The Fear Factor: What McCain Could Say,
But Almost Certainly Won't

McCain Campaign Manager: Terrorist Attack Would Help Campaign

--CNN (link)

Announcer: Ladies and Gentlemen, Senator McCain (applause).

Senator McCain: My fellow Americans, I understand that my Campaign Manager has said that a terrorist attack would be good for my campaign. I have been asked whether I endorse these views. I can answer in two ways. The first answer is purely technical, operational: is it a fact that a terrorist attack would be good for my campaign? The fact is that no one knows. It might be, if it frightened Americans, and if they believed I could better relieve their fright. It might not, if the voters took it as evidence of a failure of Republican leadership in the war on terror.

But let that be. The point is (and this is my second answer)—I don’t want to win the election that way, even if I can. Mine is a campaign of hope, not of fear: a campaign of promise, not of suspicion; a campaign of daring, not of caution. I am in this race to mobilize the energy, the great sense of purpose of the American people—and, yes, their resilience, even in the face of misfortune.

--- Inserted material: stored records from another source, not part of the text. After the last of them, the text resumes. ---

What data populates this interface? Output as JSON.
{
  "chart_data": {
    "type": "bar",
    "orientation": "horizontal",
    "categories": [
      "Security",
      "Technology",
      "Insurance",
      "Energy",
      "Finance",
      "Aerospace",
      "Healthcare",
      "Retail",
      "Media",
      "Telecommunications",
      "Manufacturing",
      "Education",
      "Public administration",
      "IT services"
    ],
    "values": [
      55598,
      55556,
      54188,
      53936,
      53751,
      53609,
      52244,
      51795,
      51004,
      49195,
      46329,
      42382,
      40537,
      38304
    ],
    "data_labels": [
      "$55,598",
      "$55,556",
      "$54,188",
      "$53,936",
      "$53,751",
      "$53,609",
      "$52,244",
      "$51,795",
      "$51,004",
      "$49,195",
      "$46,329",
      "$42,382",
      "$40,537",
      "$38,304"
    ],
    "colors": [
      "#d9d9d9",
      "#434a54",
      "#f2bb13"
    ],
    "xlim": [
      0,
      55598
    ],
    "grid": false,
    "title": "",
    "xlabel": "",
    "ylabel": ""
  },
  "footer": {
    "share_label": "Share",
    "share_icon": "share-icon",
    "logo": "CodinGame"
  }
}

I think there are good reasons to vote for me in November, and I hope you will be persuaded to do so. But fear is not a good reason. If you fear terrorist attack, and if you are driven by fear, vote for somebody else. If you have—as I have—confidence in the American people, and hope for our future, then vote for me.

The devilish part of this speech is that it is so sneaky and deceptive: give this speech and McCain gets all the fear vote anyway—because he reminds then that he is the candidate who will comfort them in their fears. But he would leave Democrats stripped and deprived of their opportunity to mock him for campaigning on the fear platform.,

The Democrats should wake up every morning giving thanks that they have so backward-looking and unimaginative an opponent.